We work with a $10M maintenance company (in X city) whose General Manager came up through the field. He’s a strong leader. The crews respect him. But the role he’s in now requires sitting behind a computer, pulling reports out of Aspire, analyzing estimates, and making sure work tickets are processed correctly. In reality, he’d rather be out on the jobs with his crews. So the desk work doesn’t get done.

The cost is cash flow, mostly. Jobs that should be invoiced sit open. Tickets close before all the labor is allocated. Estimates miss the mark and nobody asks why. Nothing dramatic; just a steady leak that adds up to real dollars over a season.

This is a seat problem. The fix here is to move him into a role where his strengths actually compound (production, training, field-facing leadership) and put someone in the GM seat who is wired for the data side of the role. If you want to get sharper on what the data side of that role actually looks like, our piece on tracking executive-level KPIs in Aspire is a good place to start.

Diagnosis #2: No Seat At All

The second pattern hurts the most because it shows up as a people problem when the real driver is structure.

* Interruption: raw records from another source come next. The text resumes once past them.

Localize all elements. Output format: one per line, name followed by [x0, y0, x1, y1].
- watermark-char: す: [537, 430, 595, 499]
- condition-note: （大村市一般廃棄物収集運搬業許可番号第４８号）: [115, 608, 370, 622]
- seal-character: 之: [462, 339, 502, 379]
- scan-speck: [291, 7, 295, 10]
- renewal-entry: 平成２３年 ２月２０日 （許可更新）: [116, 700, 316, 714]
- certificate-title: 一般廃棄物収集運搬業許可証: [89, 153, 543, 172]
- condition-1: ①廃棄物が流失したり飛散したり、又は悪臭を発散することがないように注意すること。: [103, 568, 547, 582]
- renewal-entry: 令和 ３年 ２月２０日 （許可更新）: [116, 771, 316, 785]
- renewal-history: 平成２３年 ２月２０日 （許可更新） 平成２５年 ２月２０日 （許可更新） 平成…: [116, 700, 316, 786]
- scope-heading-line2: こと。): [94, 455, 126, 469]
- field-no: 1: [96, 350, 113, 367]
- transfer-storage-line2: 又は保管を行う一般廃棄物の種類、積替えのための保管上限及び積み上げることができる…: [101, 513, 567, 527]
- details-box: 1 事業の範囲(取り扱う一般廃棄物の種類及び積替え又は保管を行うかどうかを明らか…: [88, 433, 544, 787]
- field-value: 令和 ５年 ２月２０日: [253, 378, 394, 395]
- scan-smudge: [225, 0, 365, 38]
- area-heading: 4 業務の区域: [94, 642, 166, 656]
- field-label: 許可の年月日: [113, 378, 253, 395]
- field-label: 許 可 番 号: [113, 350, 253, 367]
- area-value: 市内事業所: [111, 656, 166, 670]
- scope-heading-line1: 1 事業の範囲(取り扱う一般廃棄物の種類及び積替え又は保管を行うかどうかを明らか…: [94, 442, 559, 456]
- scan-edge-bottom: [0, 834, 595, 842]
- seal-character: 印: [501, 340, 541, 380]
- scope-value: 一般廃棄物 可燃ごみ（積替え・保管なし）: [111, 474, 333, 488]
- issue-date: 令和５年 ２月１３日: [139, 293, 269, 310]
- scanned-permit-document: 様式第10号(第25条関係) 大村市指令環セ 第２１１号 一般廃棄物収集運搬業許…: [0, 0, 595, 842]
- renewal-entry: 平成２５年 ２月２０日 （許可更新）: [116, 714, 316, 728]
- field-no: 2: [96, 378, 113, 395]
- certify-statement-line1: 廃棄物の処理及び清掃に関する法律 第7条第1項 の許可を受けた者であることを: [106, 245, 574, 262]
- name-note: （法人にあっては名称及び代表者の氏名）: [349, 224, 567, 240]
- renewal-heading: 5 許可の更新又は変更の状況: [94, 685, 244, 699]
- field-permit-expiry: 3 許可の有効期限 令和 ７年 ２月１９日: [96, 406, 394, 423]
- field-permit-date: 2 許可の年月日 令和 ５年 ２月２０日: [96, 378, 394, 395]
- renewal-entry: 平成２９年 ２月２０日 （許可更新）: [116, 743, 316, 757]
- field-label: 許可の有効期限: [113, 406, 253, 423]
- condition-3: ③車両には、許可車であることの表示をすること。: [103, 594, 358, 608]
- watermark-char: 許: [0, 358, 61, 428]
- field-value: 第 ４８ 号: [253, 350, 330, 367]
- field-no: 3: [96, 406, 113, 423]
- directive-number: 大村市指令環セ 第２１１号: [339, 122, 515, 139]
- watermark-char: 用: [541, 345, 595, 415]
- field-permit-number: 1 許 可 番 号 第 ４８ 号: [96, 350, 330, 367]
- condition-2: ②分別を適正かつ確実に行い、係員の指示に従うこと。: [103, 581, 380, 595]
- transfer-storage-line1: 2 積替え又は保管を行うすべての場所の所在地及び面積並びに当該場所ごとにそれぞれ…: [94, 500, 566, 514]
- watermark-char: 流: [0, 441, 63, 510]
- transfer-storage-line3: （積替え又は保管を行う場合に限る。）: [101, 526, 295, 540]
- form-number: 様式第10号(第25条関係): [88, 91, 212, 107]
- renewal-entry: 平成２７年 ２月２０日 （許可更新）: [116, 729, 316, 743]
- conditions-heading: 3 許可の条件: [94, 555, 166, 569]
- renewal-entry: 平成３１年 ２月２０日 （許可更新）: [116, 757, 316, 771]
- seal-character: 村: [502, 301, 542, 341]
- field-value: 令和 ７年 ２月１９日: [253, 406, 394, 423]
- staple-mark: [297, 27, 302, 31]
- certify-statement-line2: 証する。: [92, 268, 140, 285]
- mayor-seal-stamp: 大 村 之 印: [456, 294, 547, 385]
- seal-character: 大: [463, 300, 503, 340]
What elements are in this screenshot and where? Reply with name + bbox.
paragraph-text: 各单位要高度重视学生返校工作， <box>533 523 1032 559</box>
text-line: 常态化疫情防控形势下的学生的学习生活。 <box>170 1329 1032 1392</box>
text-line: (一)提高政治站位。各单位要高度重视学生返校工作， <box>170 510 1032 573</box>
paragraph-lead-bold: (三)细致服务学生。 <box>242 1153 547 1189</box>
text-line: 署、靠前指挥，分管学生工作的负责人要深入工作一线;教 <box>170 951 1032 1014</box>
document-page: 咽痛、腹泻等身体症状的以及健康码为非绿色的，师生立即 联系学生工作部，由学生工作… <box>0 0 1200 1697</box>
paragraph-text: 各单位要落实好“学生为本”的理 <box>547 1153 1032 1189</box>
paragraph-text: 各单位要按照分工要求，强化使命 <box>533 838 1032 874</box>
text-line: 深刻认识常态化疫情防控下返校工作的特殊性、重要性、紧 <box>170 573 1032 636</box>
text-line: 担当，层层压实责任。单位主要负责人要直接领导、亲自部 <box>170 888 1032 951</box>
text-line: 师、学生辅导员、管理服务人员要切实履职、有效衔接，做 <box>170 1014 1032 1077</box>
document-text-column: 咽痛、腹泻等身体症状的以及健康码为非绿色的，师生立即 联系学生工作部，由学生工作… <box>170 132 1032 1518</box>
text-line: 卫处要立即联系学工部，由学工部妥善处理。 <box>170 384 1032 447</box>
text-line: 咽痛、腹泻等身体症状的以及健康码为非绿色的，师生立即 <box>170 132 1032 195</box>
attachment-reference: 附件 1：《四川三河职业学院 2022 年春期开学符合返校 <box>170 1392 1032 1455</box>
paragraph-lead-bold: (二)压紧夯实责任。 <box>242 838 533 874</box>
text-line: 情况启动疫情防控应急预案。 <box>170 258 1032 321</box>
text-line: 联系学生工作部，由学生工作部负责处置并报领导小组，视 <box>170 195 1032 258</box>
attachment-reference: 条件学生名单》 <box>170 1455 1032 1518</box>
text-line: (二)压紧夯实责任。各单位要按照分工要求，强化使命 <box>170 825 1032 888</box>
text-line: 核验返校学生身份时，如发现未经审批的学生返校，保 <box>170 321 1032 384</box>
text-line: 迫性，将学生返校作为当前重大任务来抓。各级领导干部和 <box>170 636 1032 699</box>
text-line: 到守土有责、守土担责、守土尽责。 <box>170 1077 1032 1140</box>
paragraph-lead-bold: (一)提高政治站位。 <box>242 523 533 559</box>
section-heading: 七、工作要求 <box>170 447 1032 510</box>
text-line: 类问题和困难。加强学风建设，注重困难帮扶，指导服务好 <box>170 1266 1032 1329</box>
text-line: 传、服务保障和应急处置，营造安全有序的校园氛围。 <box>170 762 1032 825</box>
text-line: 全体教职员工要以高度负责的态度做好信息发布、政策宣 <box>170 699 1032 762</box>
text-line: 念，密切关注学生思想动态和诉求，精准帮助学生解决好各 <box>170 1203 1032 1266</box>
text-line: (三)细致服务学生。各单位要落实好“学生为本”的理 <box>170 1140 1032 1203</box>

We recently sat with a $20M landscape company (in X city) that didn’t have an organizational chart. They could finagle through who reports to whom in conversation, but it wasn’t written down, and it wasn’t consistent. So when a project went sideways, three people thought it was someone else’s job, two people stepped on each other trying to fix it, and the owner was the only one with the full picture, which meant they were the only real backstop.

You can’t hold a team accountable for lanes that don’t exist.

If your company doesn’t have a clean org chart with named roles, written responsibilities, and a clear chain of accountability, what you’re really dealing with is a no-seat problem. Building structure comes first, and every role on the chart needs a written job description. 

We wrote more about that here if you’d like to learn more: The Importance of Job Descriptions.

Diagnosis #3: When the Problem Comes From the Top

This is the hardest one to face, but it’s important work.

Sometimes the reason your team won’t follow through has nothing to do with the people on the team or the seats they’re sitting in. The signal is coming from leadership. 

A few signs you might be looking at this kind of problem:

  • Every new process or roll out is met with push back or hesitation 
  • Tools you’ve invested in slowly die on the vine
  • “That’s how we’ve always done it” is the prevailing answer to most questions

If those patterns sound familiar, the signal is coming from leadership. The team has learned what actually matters around here, and follow-through isn’t on the list.

A new account manager won’t change that. A cleaner org chart won’t change it either. The next person you hire walks into the same room and reads the same temperature within a week.

This is where most owners get stuck, because the diagnosis points back at them and there’s no team member to coach through it. It’s also, not coincidentally, where executive coaching does its best work.

🔥 The 212° Move

One small thing you can do this week to push from warm to boiling.

Open a blank Google Doc. Type out every role on your team by title, leaving the person’s name off. Beside each role, write three things that role is accountable for. Just three.

If you can fill in three for every role, you have an org chart and a starting point for accountability. If you can’t fill in three for one or more roles, you’ve just found a no-seat problem in your own company. Consider it a diagnosis, and the diagnosis is where the fix starts.

So here’s the question to sit with: when you look at the person you’re frustrated with right now, are you sure you’re looking at a wrong-person problem?

Or might you be looking at a wrong-seat problem? A no-seat problem? A culture problem wearing a person’s name?

If you can’t answer that, that’s where we come in. Many of our executive coaching engagements start with exactly this question, and the answer almost never turns out to be the one the owner walked in with.

If you’re ready to have that conversation, book a 30-minute call with our team. If you’re not quite there yet, start with the org chart exercise above. Pull it up, print it out, and ask whether everyone on it has a written set of responsibilities. If they don’t, you’ve already found something to fix on Monday morning.

Either way, it’s probably not their fault.